As an aside, I realized early on that I had to specify that the candidate was supporting the user in-person because several candidates assumed I was talking about phone support.
How do you resolve disagreements?
Another very generic interview question, possibly too generic because it invites a very safe answer: “Communication, of course! Understanding and compassion.” Some candidates asked for clarification, like a specific example, and I would offer: “Imagine that someone is unhappy with your solution to their IT problem.” But still, the most common answer was the generic correct one, and it was hard for anyone to come up with a bad answer.
What does a good day at work look like?
This question is nearly a repeat of one from the phone interview. My main aim is to figure out what makes the candidate happiest, and weigh that against the actual day-to-day of the position to ensure that they’re compatible. The way a candidate talks about their good day can say a lot as well: is a good day exciting, or is it dull or monotonous? Their body language will let you know.
What does a bad day look like?
For an IT support position the most common answer to this was “wide network outage” or “500 tickets at once”, and I don’t think this question is useful for this sort of position. I can see the question being more open-ended in a different field and yielding interesting responses. Not sure what that field would be.
Tell me about something that you documented for others?
This was actually a really important question for this position. I wanted to make extra sure that we got a candidate who is not only good at communicating live, but also recording what they know for future reference. This was a hole I needed to fill in the department for sure. An elaborate answer to this question was absolute gold to me.
Do you have any other questions for us?
Since there was a phone interview and a good day or two between it and the in-person meeting, candidates had plenty of time to think of questions to ask. When I was on the other side of interviews in the past, I was usually that candidate who replied, “No, not at this moment,” to this question. Now that I’m on this side, I really do see that as a shortcoming and wonder how I was ever hired anywhere.
The top candidate for this position had a page of questions to ask. I don’t even remember what they were now, but it demonstrated that he was passionate, enthusiastic, and was really interested in the job. The candidates who simply shrugged and had nothing to ask in response didn’t seem disinterested, but they didn’t have that little bit of extra icing on the cake.

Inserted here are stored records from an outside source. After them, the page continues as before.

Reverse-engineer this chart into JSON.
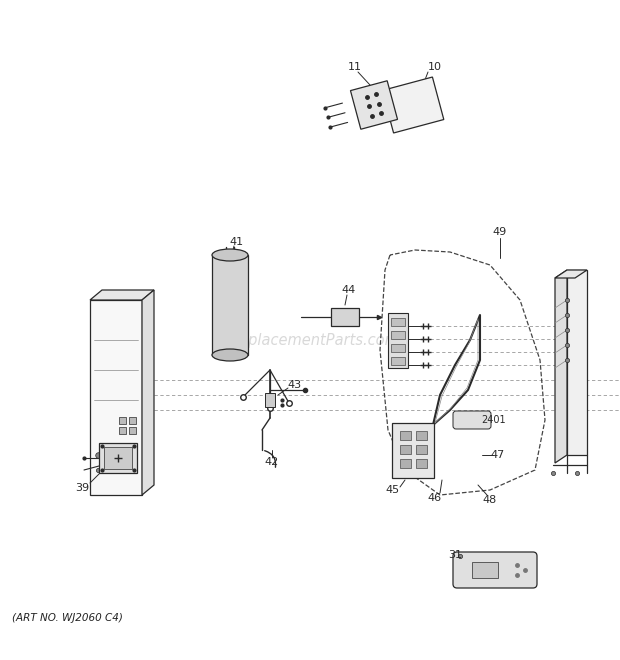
{
  "art_no": "(ART NO. WJ2060 C4)",
  "watermark": "eReplacementParts.com",
  "bg_color": "#ffffff",
  "line_color": "#2a2a2a",
  "light_gray": "#c8c8c8",
  "mid_gray": "#a0a0a0",
  "dark_gray": "#2a2a2a"
}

When I was originally going through resumes, I began to have serious concerns that I was getting too many top tier candidates and that I would be faced with making an impossible decision between multiple candidates who could all be a good fit.
I am happy to say that ultimately wasn’t the case. After the phone interview and the in-person interview, I ended up with one candidate who I felt was undoubtedly a great fit. I was prepared to end up with two or even three, and have the tie-breaker be the people who would handle the second in-person interview, but that wasn’t ultimately necessary: the one candidate was enough, and ended up getting the position.

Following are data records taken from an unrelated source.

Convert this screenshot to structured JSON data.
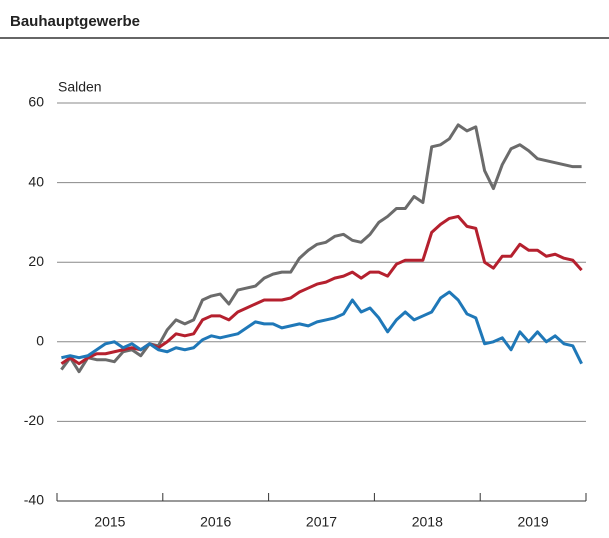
{
  "chart_data": {
    "type": "line",
    "title": "Bauhauptgewerbe",
    "y_label": "Salden",
    "categories": [
      null,
      null,
      null,
      null,
      null,
      "2015",
      null,
      null,
      null,
      null,
      null,
      null,
      null,
      null,
      null,
      null,
      null,
      "2016",
      null,
      null,
      null,
      null,
      null,
      null,
      null,
      null,
      null,
      null,
      null,
      "2017",
      null,
      null,
      null,
      null,
      null,
      null,
      null,
      null,
      null,
      null,
      null,
      "2018",
      null,
      null,
      null,
      null,
      null,
      null,
      null,
      null,
      null,
      null,
      null,
      "2019",
      null,
      null,
      null,
      null,
      null,
      null
    ],
    "ylim": [
      -40,
      60
    ],
    "yticks": [
      -40,
      -20,
      0,
      20,
      40,
      60
    ],
    "grid": true,
    "series": [
      {
        "color": "#6b6b6b",
        "values": [
          -7,
          -4,
          -7.5,
          -4,
          -4.5,
          -4.5,
          -5,
          -2.5,
          -2,
          -3.5,
          -0.5,
          -1,
          3,
          5.5,
          4.5,
          5.5,
          10.5,
          11.5,
          12,
          9.5,
          13,
          13.5,
          14,
          16,
          17,
          17.5,
          17.5,
          21,
          23,
          24.5,
          25,
          26.5,
          27,
          25.5,
          25,
          27,
          30,
          31.5,
          33.5,
          33.5,
          36.5,
          35,
          49,
          49.5,
          51,
          54.5,
          53,
          54,
          43,
          38.5,
          44.5,
          48.5,
          49.5,
          48,
          46,
          45.5,
          45,
          44.5,
          44,
          44
        ]
      },
      {
        "color": "#b5202e",
        "values": [
          -5.5,
          -4,
          -5.5,
          -4,
          -3,
          -3,
          -2.5,
          -2,
          -1.5,
          -2,
          -0.5,
          -1.5,
          0,
          2,
          1.5,
          2,
          5.5,
          6.5,
          6.5,
          5.5,
          7.5,
          8.5,
          9.5,
          10.5,
          10.5,
          10.5,
          11,
          12.5,
          13.5,
          14.5,
          15,
          16,
          16.5,
          17.5,
          16,
          17.5,
          17.5,
          16.5,
          19.5,
          20.5,
          20.5,
          20.5,
          27.5,
          29.5,
          31,
          31.5,
          29,
          28.5,
          20,
          18.5,
          21.5,
          21.5,
          24.5,
          23,
          23,
          21.5,
          22,
          21,
          20.5,
          18
        ]
      },
      {
        "color": "#1f78b8",
        "values": [
          -4,
          -3.5,
          -4,
          -3.5,
          -2,
          -0.5,
          0,
          -1.5,
          -0.5,
          -2,
          -0.5,
          -2,
          -2.5,
          -1.5,
          -2,
          -1.5,
          0.5,
          1.5,
          1,
          1.5,
          2,
          3.5,
          5,
          4.5,
          4.5,
          3.5,
          4,
          4.5,
          4,
          5,
          5.5,
          6,
          7,
          10.5,
          7.5,
          8.5,
          6,
          2.5,
          5.5,
          7.5,
          5.5,
          6.5,
          7.5,
          11,
          12.5,
          10.5,
          7,
          6,
          -0.5,
          0,
          1,
          -2,
          2.5,
          0,
          2.5,
          0,
          1.5,
          -0.5,
          -1,
          -5.5
        ]
      }
    ]
  }
}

I am reading a book about leadership, and the main thing it has emphasized so far is that you need to make real human connections with the people you work with. This is something I tried to do during the interview process. I wanted to make sure I felt like I had a good understanding of who the candidate was, how they work and what excites them, and I tried to craft the whole process around that goal. I think I did a pretty good job of achieving it. I encourage you to try to work more personality into your interview process, especially because company culture and the relationship you have with your workers is (in my opinion) the primary driver of productivity.